Kararı, davalı vekili ve katılma yoluyla davacı vekili temyiz etmiştir.
İlk Derece Mahkemesince verilen karara yönelik olarak yapılan istinaf başvurusu üzerine HMK'nın 355 vd. maddeleri kapsamında yöntemince yapılan inceleme sonucunda Bölge Adliye Mahkemesince esastan verilen nihai kararda, dosya kapsamına göre saptanan somut uyuşmazlık bakımından uygulanması gereken hukuk kurallarına aykırı bir yön olmadığı gibi HMK'nın 369/1. ve 371. maddelerinin uygulanmasını gerektirici nedenlerin de bulunmamasına göre usul ve yasaya uygun Bölge Adliye Mahkemesi kararının onanmasına karar vermek gerekmiştir.

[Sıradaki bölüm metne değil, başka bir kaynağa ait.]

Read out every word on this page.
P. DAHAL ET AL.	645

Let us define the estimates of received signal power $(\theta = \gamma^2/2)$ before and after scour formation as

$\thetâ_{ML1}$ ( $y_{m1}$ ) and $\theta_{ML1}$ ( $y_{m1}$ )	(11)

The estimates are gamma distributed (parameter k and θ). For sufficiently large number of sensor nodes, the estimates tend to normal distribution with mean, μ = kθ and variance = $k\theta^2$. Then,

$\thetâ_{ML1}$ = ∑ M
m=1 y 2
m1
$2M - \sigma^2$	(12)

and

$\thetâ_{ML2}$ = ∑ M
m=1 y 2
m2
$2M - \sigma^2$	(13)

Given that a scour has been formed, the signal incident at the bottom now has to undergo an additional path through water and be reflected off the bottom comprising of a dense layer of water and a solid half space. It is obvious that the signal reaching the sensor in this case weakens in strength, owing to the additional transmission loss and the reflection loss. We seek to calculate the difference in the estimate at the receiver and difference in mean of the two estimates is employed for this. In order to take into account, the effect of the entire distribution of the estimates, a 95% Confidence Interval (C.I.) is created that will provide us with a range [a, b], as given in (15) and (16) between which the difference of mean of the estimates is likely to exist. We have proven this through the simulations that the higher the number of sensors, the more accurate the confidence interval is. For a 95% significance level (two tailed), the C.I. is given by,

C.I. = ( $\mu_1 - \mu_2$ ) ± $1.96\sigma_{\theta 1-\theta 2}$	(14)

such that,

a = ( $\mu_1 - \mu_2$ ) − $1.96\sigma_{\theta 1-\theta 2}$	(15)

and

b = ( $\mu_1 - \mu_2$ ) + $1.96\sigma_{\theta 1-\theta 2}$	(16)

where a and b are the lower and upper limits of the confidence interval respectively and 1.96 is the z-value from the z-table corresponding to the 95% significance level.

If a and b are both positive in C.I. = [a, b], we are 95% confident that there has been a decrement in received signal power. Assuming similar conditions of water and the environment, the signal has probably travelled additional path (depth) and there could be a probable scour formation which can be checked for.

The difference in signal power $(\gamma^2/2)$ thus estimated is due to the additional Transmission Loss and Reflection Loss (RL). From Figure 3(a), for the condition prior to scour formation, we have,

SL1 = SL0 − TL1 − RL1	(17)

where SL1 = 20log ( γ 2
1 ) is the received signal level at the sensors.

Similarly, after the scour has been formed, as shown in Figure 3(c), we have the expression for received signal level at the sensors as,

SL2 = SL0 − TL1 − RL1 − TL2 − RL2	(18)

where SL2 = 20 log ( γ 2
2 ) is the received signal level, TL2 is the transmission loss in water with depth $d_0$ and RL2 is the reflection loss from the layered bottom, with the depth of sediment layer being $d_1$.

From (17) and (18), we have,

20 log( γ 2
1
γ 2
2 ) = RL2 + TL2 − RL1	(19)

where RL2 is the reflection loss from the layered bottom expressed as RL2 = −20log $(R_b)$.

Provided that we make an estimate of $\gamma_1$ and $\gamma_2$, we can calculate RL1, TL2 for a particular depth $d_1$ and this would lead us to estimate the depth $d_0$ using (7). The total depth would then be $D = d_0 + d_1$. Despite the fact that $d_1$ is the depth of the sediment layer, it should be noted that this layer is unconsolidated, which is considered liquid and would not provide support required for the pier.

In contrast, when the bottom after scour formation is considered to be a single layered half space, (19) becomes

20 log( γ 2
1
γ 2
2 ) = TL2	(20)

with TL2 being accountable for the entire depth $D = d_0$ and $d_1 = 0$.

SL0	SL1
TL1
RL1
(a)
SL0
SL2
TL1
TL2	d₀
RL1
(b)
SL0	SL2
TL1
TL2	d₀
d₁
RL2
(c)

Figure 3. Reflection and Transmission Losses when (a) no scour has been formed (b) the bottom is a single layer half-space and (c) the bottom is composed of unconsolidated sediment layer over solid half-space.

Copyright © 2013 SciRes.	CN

SONUÇ: Yukarda açıklanan nedenlerle, katılma yoluyla davacı vekili ile davalı vekilinin temyiz istemlerinin reddi ile Bölge Adliye Mahkemesince verilen kararın HMK'nın 370/1. maddesi uyarınca ONANMASINA, HMK'nın 372. maddesi uyarınca işlem yapılmak üzere dava dosyasının İlk Derece Mahkemesine, kararın bir örneğinin Bölge Adliye Mahkemesine gönderilmesine, aşağıda yazılı bakiye 21,40 TL temyiz ilam harcının temyiz edenden alınmasına, 04/10/2022 tarihinde kesin olarak oybirliğiyle karar verildi.